Thank you for your feedback. I think your idea is good, and I will resubmit it after Longman's new patch of cpuset is merged.

Best regards,
Xavier

>
>----- Original Message -----
>From: Michal Koutný <[email protected]>
>To: Xavier <[email protected]>
>Cc: [email protected], [email protected], [email protected], [email protected], [email protected], [email protected]
>Subject: Re: [PATCH v3] cpuset: use Union-Find to optimize the merging of cpumasks
>Date: 2024-06-11 01:19
>
>Hello.
>On Mon, Jun 03, 2024 at 08:31:01PM GMT, Xavier <[email protected]> wrote:
>> The process of constructing scheduling domains involves multiple loops
>> and repeated evaluations, leading to numerous redundant and ineffective
>> assessments that impact code efficiency.
>>
>> Here, we use Union-Find to optimize the merging of cpumasks.
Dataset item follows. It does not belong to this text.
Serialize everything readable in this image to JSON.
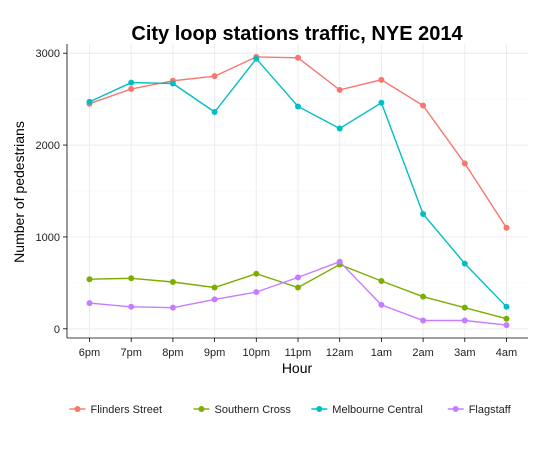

By employing
>> path compression and union by rank, we effectively reduce the number of
>> lookups and merge comparisons.
>Nice that you found such an application. (As Waiman wrote, the
>efficiency is not so important here and it may not be dencreased but I
>still think it makes the code more understandable by using standard data
>structures.)
>Have you looked whether there are other instances of U-F in the kernel?
>(My quick search didn't show any.) Still, I think it'd be a good idea to
>decouple this into two commits -- 1) implementation of the new U-F (into
>lib/), 2) application within cpuset.
>> +/*define a union find node struct*/
>> +struct uf_node {
>> + int parent;
>I think this would be better as `struct uf_node *`.
>> + int rank;
>> +};
>`unsigned int` if rank cannot be negative?
>> + /* Each node is initially its own parent */
>> + for (i = 0; i < csn; i++) {
>> + nodes[i].parent = i;
>> + nodes[i].rank = 0;
>> + }
>With the suggestion above, nodes could start with parent = NULL and
>self-parent be corrected during the first find_root -- thus whole array
>could be simply init'd to zeroes with kzalloc.
>My 0.02€,
>Michal